Carlitos qui êtes aux cieux
Auteur : Fernando Vallejo
Editeur : Éditions Belfond
164 Pages
Attention, livre remuant ! Fernando Vallejo, l’enfant terrible de la littérature colombienne révélé en France avec La Vierge des tueurs, poursuit sa chronique hallucinée de la réalité particulièrement chaotique de son pays.

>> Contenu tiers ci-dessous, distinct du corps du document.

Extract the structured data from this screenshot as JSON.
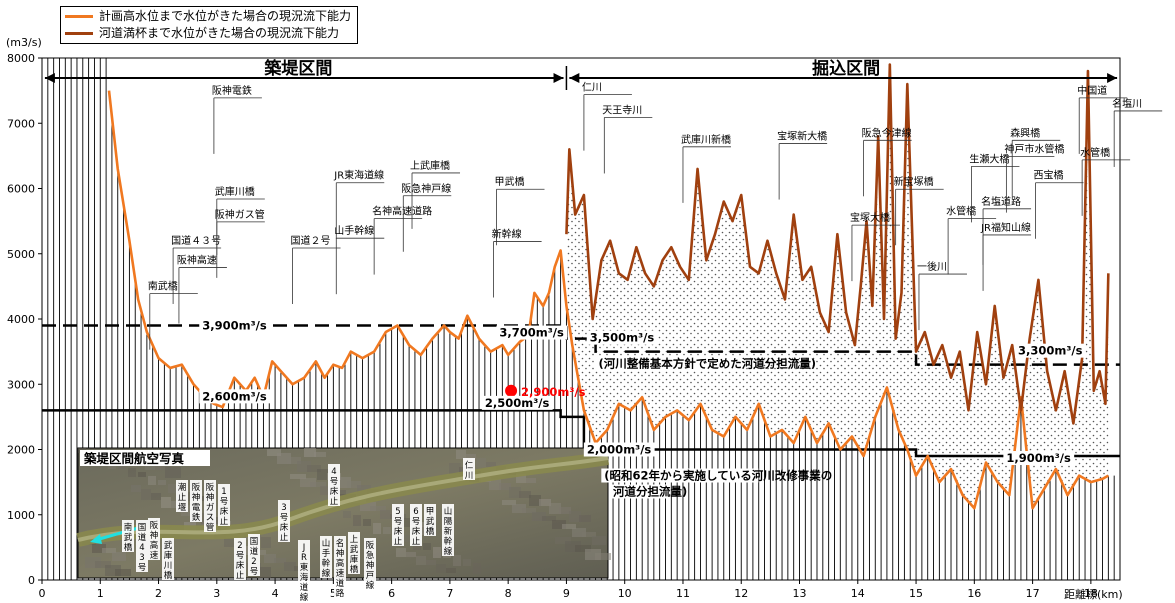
{
  "chart_data": {
    "type": "line",
    "unit_label": "(m3/s)",
    "xlabel": "距離標(km)",
    "xlim": [
      0,
      18.5
    ],
    "ylim": [
      0,
      8000
    ],
    "x_ticks": [
      0,
      1,
      2,
      3,
      4,
      5,
      6,
      7,
      8,
      9,
      10,
      11,
      12,
      13,
      14,
      15,
      16,
      17,
      18
    ],
    "y_ticks": [
      0,
      1000,
      2000,
      3000,
      4000,
      5000,
      6000,
      7000,
      8000
    ],
    "series": [
      {
        "name": "計画高水位まで水位がきた場合の現況流下能力",
        "color": "#f07820",
        "x": [
          1.15,
          1.3,
          1.5,
          1.65,
          1.8,
          2.0,
          2.2,
          2.4,
          2.6,
          2.8,
          2.95,
          3.1,
          3.3,
          3.5,
          3.65,
          3.8,
          3.95,
          4.1,
          4.3,
          4.5,
          4.7,
          4.85,
          5.0,
          5.15,
          5.3,
          5.5,
          5.7,
          5.9,
          6.1,
          6.3,
          6.5,
          6.7,
          6.9,
          7.0,
          7.15,
          7.3,
          7.5,
          7.7,
          7.9,
          8.0,
          8.2,
          8.35,
          8.45,
          8.6,
          8.7,
          8.8,
          8.9,
          9.0,
          9.1,
          9.3,
          9.5,
          9.7,
          9.9,
          10.1,
          10.3,
          10.5,
          10.7,
          10.9,
          11.1,
          11.3,
          11.5,
          11.7,
          11.9,
          12.1,
          12.3,
          12.5,
          12.7,
          12.9,
          13.1,
          13.3,
          13.5,
          13.7,
          13.9,
          14.1,
          14.3,
          14.5,
          14.7,
          14.85,
          15.0,
          15.2,
          15.4,
          15.6,
          15.8,
          16.0,
          16.2,
          16.4,
          16.6,
          16.8,
          17.0,
          17.2,
          17.4,
          17.6,
          17.8,
          18.0,
          18.2,
          18.3
        ],
        "values": [
          7500,
          6300,
          5200,
          4300,
          3800,
          3400,
          3250,
          3300,
          3000,
          2800,
          2700,
          2650,
          3100,
          2900,
          3100,
          2800,
          3350,
          3200,
          3000,
          3100,
          3350,
          3100,
          3300,
          3250,
          3500,
          3400,
          3500,
          3800,
          3900,
          3600,
          3450,
          3700,
          3900,
          3800,
          3700,
          4050,
          3700,
          3500,
          3600,
          3450,
          3650,
          3750,
          4400,
          4200,
          4400,
          4800,
          5050,
          4200,
          3600,
          2600,
          2100,
          2300,
          2700,
          2600,
          2800,
          2300,
          2500,
          2600,
          2450,
          2700,
          2300,
          2200,
          2500,
          2300,
          2700,
          2200,
          2300,
          2100,
          2500,
          2100,
          2400,
          2000,
          2200,
          1900,
          2500,
          2950,
          2300,
          2000,
          1600,
          1900,
          1500,
          1700,
          1300,
          1100,
          1800,
          1500,
          1300,
          2800,
          1100,
          1400,
          1700,
          1300,
          1600,
          1500,
          1550,
          1600
        ]
      },
      {
        "name": "河道満杯まで水位がきた場合の現況流下能力",
        "color": "#a0400f",
        "x": [
          9.0,
          9.05,
          9.15,
          9.3,
          9.45,
          9.6,
          9.75,
          9.9,
          10.05,
          10.2,
          10.35,
          10.5,
          10.65,
          10.8,
          10.95,
          11.1,
          11.25,
          11.4,
          11.55,
          11.7,
          11.85,
          12.0,
          12.15,
          12.3,
          12.45,
          12.6,
          12.75,
          12.9,
          13.05,
          13.2,
          13.35,
          13.5,
          13.65,
          13.8,
          13.95,
          14.05,
          14.15,
          14.25,
          14.35,
          14.45,
          14.55,
          14.65,
          14.75,
          14.85,
          15.0,
          15.15,
          15.3,
          15.45,
          15.6,
          15.75,
          15.9,
          16.05,
          16.2,
          16.35,
          16.5,
          16.65,
          16.8,
          16.95,
          17.1,
          17.25,
          17.4,
          17.55,
          17.7,
          17.85,
          17.95,
          18.05,
          18.15,
          18.25,
          18.3
        ],
        "values": [
          5300,
          6600,
          5600,
          5900,
          4000,
          4900,
          5200,
          4700,
          4600,
          5100,
          4700,
          4500,
          4900,
          5100,
          4800,
          4600,
          6300,
          4900,
          5300,
          5800,
          5500,
          5900,
          4800,
          4700,
          5200,
          4700,
          4300,
          5600,
          4600,
          4800,
          4100,
          3800,
          5300,
          4100,
          3600,
          4500,
          5500,
          4200,
          6800,
          4000,
          7900,
          3700,
          4400,
          7600,
          3500,
          3800,
          3300,
          3600,
          3100,
          3500,
          2600,
          3800,
          3000,
          4200,
          3100,
          3600,
          2600,
          3700,
          4600,
          3200,
          2600,
          3200,
          2400,
          3400,
          7800,
          2900,
          3200,
          2700,
          4700
        ]
      }
    ],
    "section_labels": {
      "left": "築堤区間",
      "right": "掘込区間",
      "boundary_km": 9.0
    },
    "design_flows": [
      {
        "x": [
          0,
          9.0,
          9.0,
          9.5,
          9.5,
          15.0,
          15.0,
          18.5
        ],
        "y": [
          3900,
          3900,
          3700,
          3700,
          3500,
          3500,
          3300,
          3300
        ],
        "style": "dashed",
        "label_a": "3,900m³/s",
        "label_b": "3,700m³/s",
        "label_c": "3,500m³/s",
        "label_d": "3,300m³/s",
        "note": "(河川整備基本方針で定めた河道分担流量)"
      },
      {
        "x": [
          0,
          8.9,
          8.9,
          9.3,
          9.3,
          15.0,
          15.0,
          18.5
        ],
        "y": [
          2600,
          2600,
          2500,
          2500,
          2000,
          2000,
          1900,
          1900
        ],
        "style": "solid",
        "label_a": "2,600m³/s",
        "label_b": "2,500m³/s",
        "label_c": "2,000m³/s",
        "label_d": "1,900m³/s",
        "note_line1": "(昭和62年から実施している河川改修事業の",
        "note_line2": "河道分担流量)"
      }
    ],
    "red_point": {
      "x": 8.05,
      "y": 2900,
      "label": "2,900m³/s"
    },
    "annotations": [
      {
        "text": "南武橋",
        "x": 1.85,
        "y": 4450
      },
      {
        "text": "阪神高速",
        "x": 2.35,
        "y": 4850
      },
      {
        "text": "国道４３号",
        "x": 2.25,
        "y": 5150
      },
      {
        "text": "阪神ガス管",
        "x": 3.0,
        "y": 5550
      },
      {
        "text": "武庫川橋",
        "x": 3.0,
        "y": 5900
      },
      {
        "text": "阪神電鉄",
        "x": 2.95,
        "y": 7450
      },
      {
        "text": "国道２号",
        "x": 4.3,
        "y": 5150
      },
      {
        "text": "JR東海道線",
        "x": 5.05,
        "y": 6150
      },
      {
        "text": "山手幹線",
        "x": 5.05,
        "y": 5300
      },
      {
        "text": "名神高速道路",
        "x": 5.7,
        "y": 5600
      },
      {
        "text": "阪急神戸線",
        "x": 6.2,
        "y": 5950
      },
      {
        "text": "上武庫橋",
        "x": 6.35,
        "y": 6300
      },
      {
        "text": "甲武橋",
        "x": 7.8,
        "y": 6050
      },
      {
        "text": "新幹線",
        "x": 7.75,
        "y": 5250
      },
      {
        "text": "仁川",
        "x": 9.3,
        "y": 7500
      },
      {
        "text": "天王寺川",
        "x": 9.65,
        "y": 7150
      },
      {
        "text": "武庫川新橋",
        "x": 11.0,
        "y": 6700
      },
      {
        "text": "宝塚新大橋",
        "x": 12.65,
        "y": 6750
      },
      {
        "text": "阪急今津線",
        "x": 14.1,
        "y": 6800
      },
      {
        "text": "宝塚大橋",
        "x": 13.9,
        "y": 5500
      },
      {
        "text": "新宝塚橋",
        "x": 14.65,
        "y": 6050
      },
      {
        "text": "一後川",
        "x": 15.05,
        "y": 4750
      },
      {
        "text": "水管橋",
        "x": 15.55,
        "y": 5600
      },
      {
        "text": "生瀬大橋",
        "x": 15.95,
        "y": 6400
      },
      {
        "text": "名塩道路",
        "x": 16.15,
        "y": 5750
      },
      {
        "text": "JR福知山線",
        "x": 16.15,
        "y": 5350
      },
      {
        "text": "神戸市水管橋",
        "x": 16.55,
        "y": 6550
      },
      {
        "text": "森興橋",
        "x": 16.65,
        "y": 6800
      },
      {
        "text": "西宝橋",
        "x": 17.05,
        "y": 6150
      },
      {
        "text": "中国道",
        "x": 17.8,
        "y": 7450
      },
      {
        "text": "水管橋",
        "x": 17.85,
        "y": 6500
      },
      {
        "text": "名塩川",
        "x": 18.4,
        "y": 7250
      }
    ],
    "photo_title": "築堤区間航空写真",
    "photo_labels": [
      "南武橋",
      "国道43号",
      "阪神高速",
      "武庫川橋",
      "潮止堰",
      "阪神電鉄",
      "阪神ガス管",
      "1号床止",
      "2号床止",
      "国道2号",
      "3号床止",
      "JR東海道線",
      "4号床止",
      "山手幹線",
      "名神高速道路",
      "上武庫橋",
      "阪急神戸線",
      "5号床止",
      "6号床止",
      "甲武橋",
      "山陽新幹線",
      "仁川"
    ]
  }
}
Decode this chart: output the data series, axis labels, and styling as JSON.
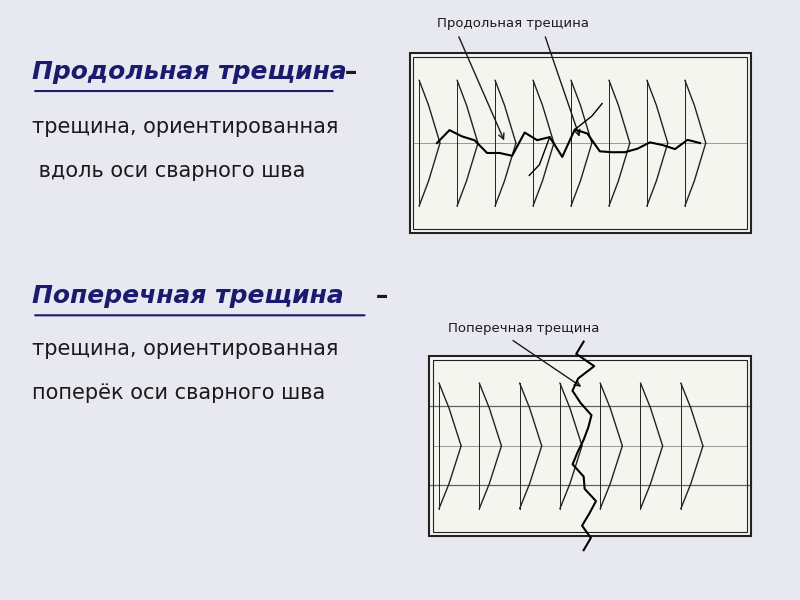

Inspiré d’une histoire vraie, Carlitos qui êtes aux cieux raconte trois années de la vie d’un village colombien nommé Matesis. Avec un style enlevé et savoureux, souvent truculent et débordant, Vallejo retrace l’incroyable destin de son frère Carlos, qui fut élu maire de la ville. Un premier édile des plus iconoclastes, amateur de belles lettres et de beaux garçons, dont le mandat se termina en drame. Car, en Colombie, terre baroque par excellence si l’on en croit Vallejo, la bouffonnerie n’est jamais loin de la violence.
À la fois très drôle et désenchanté, Carlitos qui êtes aux cieux est également une charge acerbe contre la politique colombienne qui, sous la plume de Vallejo, apparaît bien folklorique. Sans doute jumelé avec le Macondo de Cent ans de solitude, Matesis est bien entendu la métaphore du pays tout entier. Ici, les morts votent à tour de bras, les suffrages s’achètent pour trois fois rien, les menaces minent la démocratie et l’indigence guette le peuple.
La situation est grave, mais pas désespérée, semble nous dire Vallejo. Car, plus qu’un pamphlet brûlant, Carlitos qui êtes aux cieux évoque une sarabande volcanique et endiablée en forme d’hymne à la vie. Cette vie, qui est aussi (et surtout) une fête à Matesis. Pensez donc, on peut mourir demain… Mieux vaut prendre le parti d’en rire, à l’unisson avec les nuées de perroquets moqueurs sortis de l’imagination de Vallejo, qui survolent le territoire des FARC en les affublant de noms d’oiseaux.